= James E. P. Woodruff =

James Edward P. Woodruff (1937 - January 30, 2002) was an American civil rights activist and Episcopalian priest.

== Biography ==
James Edward P. Woodruff was born in Trinidad and emigrated to the United States when he was two years old. He went on to graduate from Fosdick-Masten Park High School. In 1957, he graduated from the State University of New York in Buffalo. During the summers in college, he worked as the boys' director at the Cold Springs Community Center YMCA. He earned his master's degree in divinity from Seabury-Western Theological Seminary in 1960. In June of that year, he was ordained at St. Paul's Cathedral in Buffalo.

Woodruff was the first chaplain and campus minister at the St. Anselm's Episcopal Center, starting in 1961. St. Anselm's hosted Black students from Fisk University and Tennessee A&I State University and was called "a meeting place for 'undesirables' by Mayor Beverly Briley. Woodruff and his wife, Nancy, taught Black history at "Liberation Schools" in Nashville, Tennessee. Some of these schools were held at St. Anselm's. Later, this program was recommended for closure by the Nashville police captain who believed that the schools taught "Negro youngsters hatred for whites." This perception led to the eventual closure of the liberation schools.

In 1967, Woodruff was sent to work on an "urban mission" in Philadelphia. During this project, he did not have a formal congregation and also worked as the assistant director of the Diocesan Department of Communications. Woodruff was tasked with community outreach to Black Christians. He gave speeches about Black and African history, emphasizing the need for a "tradition of black heroes." He also called for reparations for Black people.

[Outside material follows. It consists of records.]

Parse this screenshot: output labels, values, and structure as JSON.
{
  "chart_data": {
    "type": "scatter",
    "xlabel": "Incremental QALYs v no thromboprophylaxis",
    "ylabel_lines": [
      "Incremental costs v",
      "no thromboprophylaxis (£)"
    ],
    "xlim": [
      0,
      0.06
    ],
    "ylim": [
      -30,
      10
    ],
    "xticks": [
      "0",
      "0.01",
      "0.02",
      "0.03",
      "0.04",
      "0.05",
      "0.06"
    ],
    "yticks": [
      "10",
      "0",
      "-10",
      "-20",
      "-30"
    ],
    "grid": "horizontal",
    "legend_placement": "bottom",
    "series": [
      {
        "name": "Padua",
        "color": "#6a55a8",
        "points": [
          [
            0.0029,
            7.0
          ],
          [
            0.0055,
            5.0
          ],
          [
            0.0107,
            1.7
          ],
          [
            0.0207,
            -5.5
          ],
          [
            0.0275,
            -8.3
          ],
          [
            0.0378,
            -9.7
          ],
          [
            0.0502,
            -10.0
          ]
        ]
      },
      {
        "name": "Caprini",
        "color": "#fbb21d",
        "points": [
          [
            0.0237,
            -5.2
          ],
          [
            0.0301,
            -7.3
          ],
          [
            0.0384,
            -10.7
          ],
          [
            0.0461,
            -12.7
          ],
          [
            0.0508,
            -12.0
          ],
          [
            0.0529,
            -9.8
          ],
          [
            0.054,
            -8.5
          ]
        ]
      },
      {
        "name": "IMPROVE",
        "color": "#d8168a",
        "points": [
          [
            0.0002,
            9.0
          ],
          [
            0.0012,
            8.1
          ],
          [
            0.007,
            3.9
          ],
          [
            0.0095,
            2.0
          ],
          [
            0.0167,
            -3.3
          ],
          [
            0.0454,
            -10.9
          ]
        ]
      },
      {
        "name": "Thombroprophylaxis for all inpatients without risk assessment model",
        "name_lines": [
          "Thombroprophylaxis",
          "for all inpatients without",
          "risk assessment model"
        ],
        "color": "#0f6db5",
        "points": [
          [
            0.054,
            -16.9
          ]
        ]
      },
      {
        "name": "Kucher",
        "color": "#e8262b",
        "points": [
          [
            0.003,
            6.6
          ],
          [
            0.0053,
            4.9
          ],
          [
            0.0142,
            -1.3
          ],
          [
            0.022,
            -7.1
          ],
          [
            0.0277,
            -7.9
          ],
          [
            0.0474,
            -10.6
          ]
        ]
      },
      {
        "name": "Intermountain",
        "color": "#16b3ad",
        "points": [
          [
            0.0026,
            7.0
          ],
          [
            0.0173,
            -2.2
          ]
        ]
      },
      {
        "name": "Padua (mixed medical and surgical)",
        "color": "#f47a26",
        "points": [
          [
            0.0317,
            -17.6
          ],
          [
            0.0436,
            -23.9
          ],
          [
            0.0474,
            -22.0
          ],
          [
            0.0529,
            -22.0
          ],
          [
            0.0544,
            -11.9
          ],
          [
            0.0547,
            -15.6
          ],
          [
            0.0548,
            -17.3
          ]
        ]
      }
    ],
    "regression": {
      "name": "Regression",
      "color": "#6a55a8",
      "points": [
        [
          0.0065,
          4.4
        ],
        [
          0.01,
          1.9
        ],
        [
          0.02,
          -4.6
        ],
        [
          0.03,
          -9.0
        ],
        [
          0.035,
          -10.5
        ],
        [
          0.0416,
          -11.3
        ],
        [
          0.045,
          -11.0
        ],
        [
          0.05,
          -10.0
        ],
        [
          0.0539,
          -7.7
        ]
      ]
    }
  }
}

His preaching connected with people who felt left out of the political process and with those working towards civil rights. When he preached, he often wore a full robe and sometimes a dashiki. In Philadelphia, they called him "Friar Tuck." Bishop Franklin D. Turner called Woodruff "a sort of Malcolm X of the Episcopal Church."

After 1968, Woodruff became a member of the Union of Black Episcopalians. He was the leader of the Union in 1969 and served as executive director between 1974 and until 1979.

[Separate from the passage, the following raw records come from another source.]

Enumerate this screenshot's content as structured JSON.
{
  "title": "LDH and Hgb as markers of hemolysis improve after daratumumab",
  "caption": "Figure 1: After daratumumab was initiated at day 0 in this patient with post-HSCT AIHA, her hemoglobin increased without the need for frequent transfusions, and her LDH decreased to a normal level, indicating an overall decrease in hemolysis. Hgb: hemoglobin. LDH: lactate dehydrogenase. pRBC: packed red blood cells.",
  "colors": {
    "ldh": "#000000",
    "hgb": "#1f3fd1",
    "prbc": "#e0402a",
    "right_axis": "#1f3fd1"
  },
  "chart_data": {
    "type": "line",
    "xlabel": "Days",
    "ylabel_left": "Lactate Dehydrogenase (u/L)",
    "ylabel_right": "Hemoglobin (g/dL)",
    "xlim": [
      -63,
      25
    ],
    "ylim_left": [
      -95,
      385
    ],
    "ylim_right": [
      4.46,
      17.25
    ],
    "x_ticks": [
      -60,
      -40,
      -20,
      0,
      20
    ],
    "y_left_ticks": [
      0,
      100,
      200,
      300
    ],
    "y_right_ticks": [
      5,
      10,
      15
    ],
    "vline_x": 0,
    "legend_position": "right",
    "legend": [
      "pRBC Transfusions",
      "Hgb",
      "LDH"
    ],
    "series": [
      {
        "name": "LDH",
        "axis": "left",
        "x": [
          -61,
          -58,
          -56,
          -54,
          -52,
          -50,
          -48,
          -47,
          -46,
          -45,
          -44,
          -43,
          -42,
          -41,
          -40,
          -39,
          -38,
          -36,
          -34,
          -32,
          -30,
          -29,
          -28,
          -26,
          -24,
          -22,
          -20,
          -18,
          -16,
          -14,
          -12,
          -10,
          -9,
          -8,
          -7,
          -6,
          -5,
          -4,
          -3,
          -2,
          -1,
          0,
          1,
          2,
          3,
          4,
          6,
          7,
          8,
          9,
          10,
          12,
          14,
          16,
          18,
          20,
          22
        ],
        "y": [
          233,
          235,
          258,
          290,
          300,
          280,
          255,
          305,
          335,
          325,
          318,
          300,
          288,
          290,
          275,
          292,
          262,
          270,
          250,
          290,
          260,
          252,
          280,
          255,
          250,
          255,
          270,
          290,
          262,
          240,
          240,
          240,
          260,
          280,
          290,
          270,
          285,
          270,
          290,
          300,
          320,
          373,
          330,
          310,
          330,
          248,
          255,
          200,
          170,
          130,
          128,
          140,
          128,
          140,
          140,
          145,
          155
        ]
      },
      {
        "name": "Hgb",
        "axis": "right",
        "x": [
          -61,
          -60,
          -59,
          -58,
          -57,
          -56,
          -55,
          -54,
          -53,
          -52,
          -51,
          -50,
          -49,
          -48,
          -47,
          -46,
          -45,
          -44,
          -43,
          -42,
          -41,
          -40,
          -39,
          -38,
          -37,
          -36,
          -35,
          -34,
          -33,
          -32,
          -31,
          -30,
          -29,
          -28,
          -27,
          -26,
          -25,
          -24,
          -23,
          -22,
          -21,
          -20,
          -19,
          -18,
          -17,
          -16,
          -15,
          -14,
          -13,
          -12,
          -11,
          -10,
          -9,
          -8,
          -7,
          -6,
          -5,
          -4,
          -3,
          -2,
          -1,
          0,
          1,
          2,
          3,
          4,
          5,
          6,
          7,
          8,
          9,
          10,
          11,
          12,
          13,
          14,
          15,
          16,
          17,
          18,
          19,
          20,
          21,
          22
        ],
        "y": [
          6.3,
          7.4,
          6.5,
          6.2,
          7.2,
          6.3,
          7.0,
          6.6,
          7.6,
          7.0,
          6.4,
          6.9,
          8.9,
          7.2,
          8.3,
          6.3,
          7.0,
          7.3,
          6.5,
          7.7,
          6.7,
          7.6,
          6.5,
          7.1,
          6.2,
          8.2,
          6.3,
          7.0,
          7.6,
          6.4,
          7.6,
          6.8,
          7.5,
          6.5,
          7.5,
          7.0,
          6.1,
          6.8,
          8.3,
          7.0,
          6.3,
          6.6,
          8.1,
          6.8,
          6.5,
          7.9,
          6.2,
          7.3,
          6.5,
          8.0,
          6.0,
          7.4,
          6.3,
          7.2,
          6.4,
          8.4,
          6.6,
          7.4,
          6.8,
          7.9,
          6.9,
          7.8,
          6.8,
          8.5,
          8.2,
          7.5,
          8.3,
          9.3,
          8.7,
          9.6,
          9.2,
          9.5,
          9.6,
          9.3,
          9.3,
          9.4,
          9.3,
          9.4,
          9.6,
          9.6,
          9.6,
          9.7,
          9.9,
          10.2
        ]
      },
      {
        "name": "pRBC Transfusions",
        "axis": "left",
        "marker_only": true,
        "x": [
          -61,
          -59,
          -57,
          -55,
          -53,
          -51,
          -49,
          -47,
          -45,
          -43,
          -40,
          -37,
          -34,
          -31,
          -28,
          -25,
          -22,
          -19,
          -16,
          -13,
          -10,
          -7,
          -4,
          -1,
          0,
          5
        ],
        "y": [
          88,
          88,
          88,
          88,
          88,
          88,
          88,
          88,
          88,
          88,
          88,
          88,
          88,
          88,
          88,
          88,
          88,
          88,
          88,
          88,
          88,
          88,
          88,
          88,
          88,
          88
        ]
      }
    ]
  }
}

When Woodruff was ministering to prisoners in Graterford in 1972, he met conman, John Ackah Blay-Miezah. Blay-Miezah, who seemed to have connections to the government of Ghana, told Woodruff that he needed help restoring the country's wealth. Woodruff helped secure Blay-Miezah's release from prison. Later, in 1973, Woodruff would go into business with Blay-Miezah and visit him in London. Woodruff described his business work as developing trade relations with Ghana and "traveled extensively" during this time.

=== Writing ===
In 1972, Woodruff published a book of essays called Race War In America. He also contributed articles to Negro Digest.

=== Personal life ===
Woodruff had a daughter, two sons, and a stepson.

In 1991, Woodruff became a cab driver and worked for the Philly Cab Company. On November 30, 1995, he was the victim of an attempted robbery and was shot in the neck. After the shooting, he was paralyzed. He died of renal failure in Warrington on January 30, 2002.